= Karin Gastinger =

Austrian politician (born 1964)

Karin Gastinger (born 11 March 1964) is an Austrian politician. She was Federal Minister of Justice in the coalition government led by Wolfgang Schüssel which served from June 2004 to January 2007.

She was born Karin Miklautsch in Graz, Styria, and, after graduating from law school, became a lawyer with the Carinthian government, where she was appointed head of the Department of Water Law in 1999.
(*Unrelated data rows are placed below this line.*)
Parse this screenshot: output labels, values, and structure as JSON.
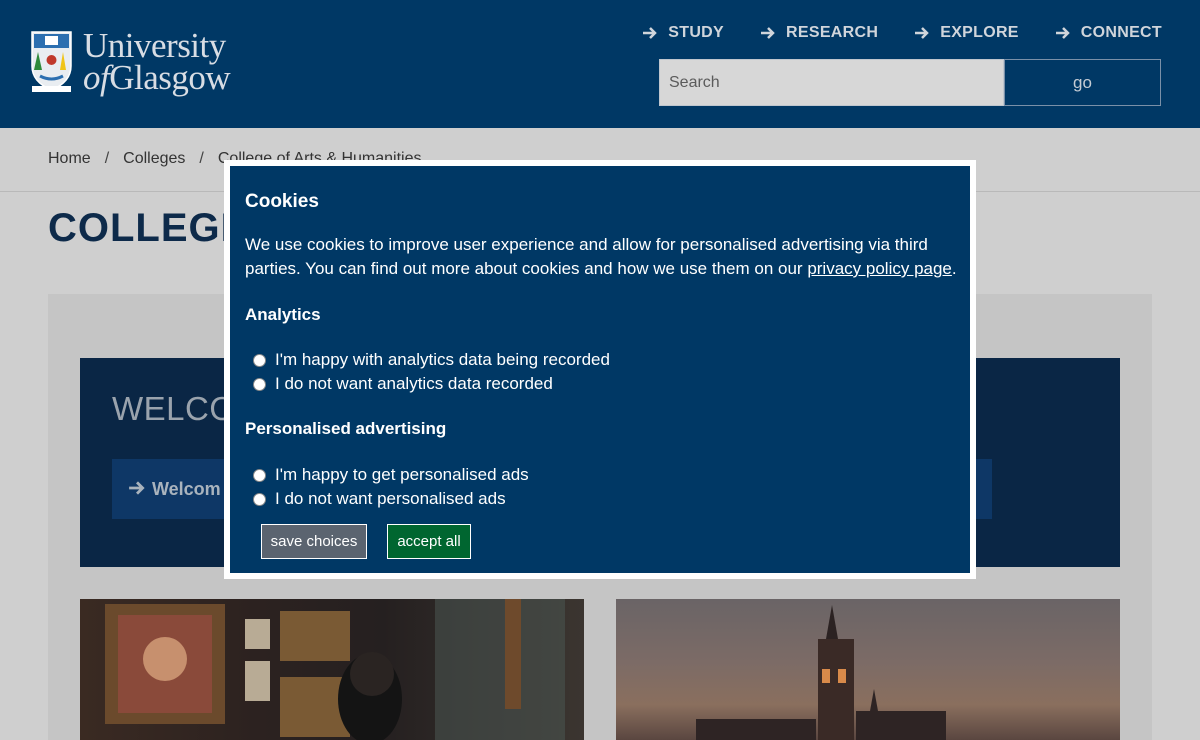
{
  "header": {
    "logo_line1": "University",
    "logo_line2_italic": "of",
    "logo_line2_rest": "Glasgow",
    "nav": [
      {
        "label": "STUDY",
        "icon": "arrow-right-icon"
      },
      {
        "label": "RESEARCH",
        "icon": "arrow-right-icon"
      },
      {
        "label": "EXPLORE",
        "icon": "arrow-right-icon"
      },
      {
        "label": "CONNECT",
        "icon": "arrow-right-icon"
      }
    ],
    "search": {
      "placeholder": "Search",
      "button": "go"
    }
  },
  "breadcrumb": {
    "items": [
      "Home",
      "Colleges",
      "College of Arts & Humanities"
    ],
    "separator": "/"
  },
  "page": {
    "title": "COLLEGE",
    "welcome_title": "WELCO",
    "welcome_link": "Welcom"
  },
  "cookie_modal": {
    "title": "Cookies",
    "text_before_link": "We use cookies to improve user experience and allow for personalised advertising via third parties. You can find out more about cookies and how we use them on our ",
    "link_text": "privacy policy page",
    "text_after_link": ".",
    "analytics": {
      "title": "Analytics",
      "options": [
        "I'm happy with analytics data being recorded",
        "I do not want analytics data recorded"
      ]
    },
    "advertising": {
      "title": "Personalised advertising",
      "options": [
        "I'm happy to get personalised ads",
        "I do not want personalised ads"
      ]
    },
    "buttons": {
      "save": "save choices",
      "accept": "accept all"
    }
  },
  "colors": {
    "brand_navy": "#003865",
    "accept_green": "#006630",
    "save_grey": "#5b6470"
  }
}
In the autumn of 2004, still unknown to most Austrians, Gastinger was nominated by Jörg Haider, the governor of Carinthia, and his Freedom Party of Austria (FPÖ), as successor to Dieter Böhmdorfer, the Minister of Justice who had just stepped down. Gastinger had never been a member of the Freedom Party, and she remained parteifrei on being sworn in as Federal Minister of Justice. During her term of office, Gastinger gained quite a lot of recognition as a competent politician despite her initial inexperience.
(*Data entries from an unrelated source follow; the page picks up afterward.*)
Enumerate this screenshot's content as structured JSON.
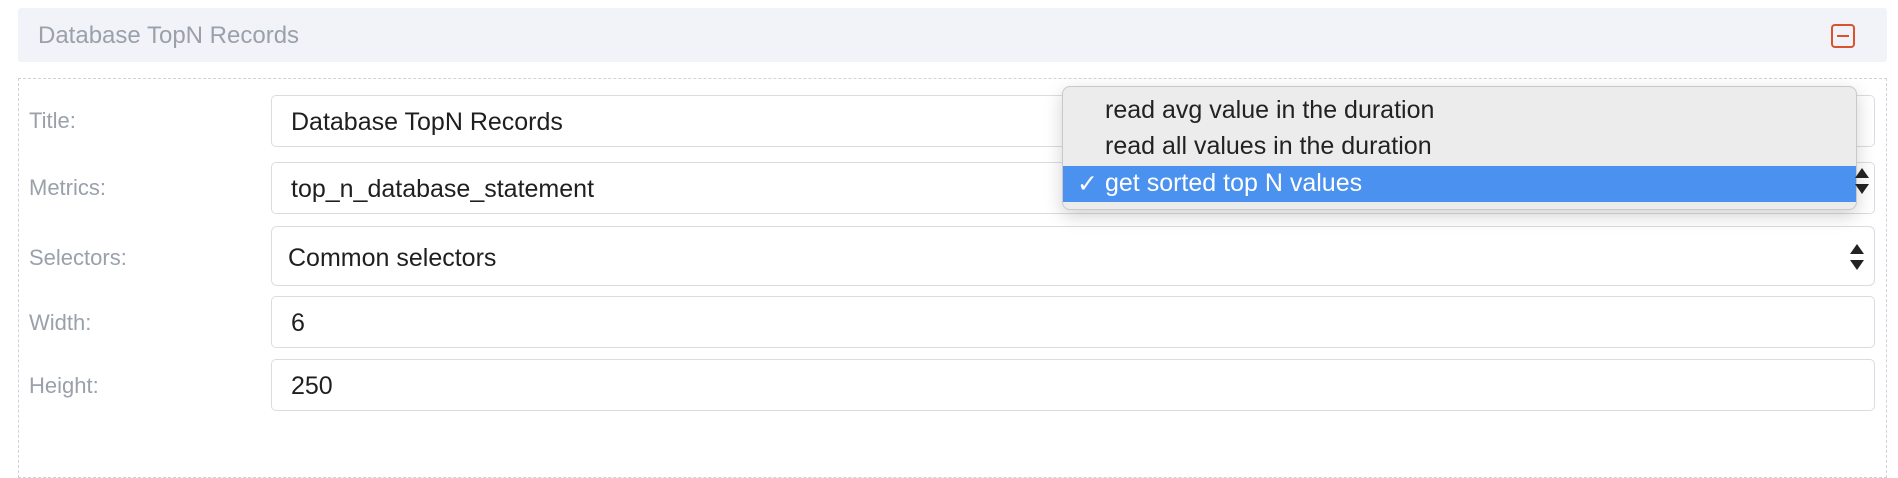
{
  "panel": {
    "title": "Database TopN Records",
    "collapse_icon": "minus-square-icon",
    "accent_color": "#d9532c"
  },
  "form": {
    "title_label": "Title:",
    "title_value": "Database TopN Records",
    "metrics_label": "Metrics:",
    "metrics_value": "top_n_database_statement",
    "selectors_label": "Selectors:",
    "selectors_value": "Common selectors",
    "width_label": "Width:",
    "width_value": "6",
    "height_label": "Height:",
    "height_value": "250"
  },
  "dropdown": {
    "options": [
      "read avg value in the duration",
      "read all values in the duration",
      "get sorted top N values"
    ],
    "selected_index": 2,
    "check_glyph": "✓",
    "selected_color": "#4b91ef"
  }
}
When, in April 2005, Haider split from the FPÖ and formed the Alliance for the Future of Austria (BZÖ), Gastinger eventually became a member of the newly formed party. During the election campaign leading up to the parliamentary elections to be held on 1 October 2006, she was Spitzenkandidatin (top of the list) of Styria for the BZÖ. However, on 25 September, only six days before the election, she announced her defection from the BZÖ.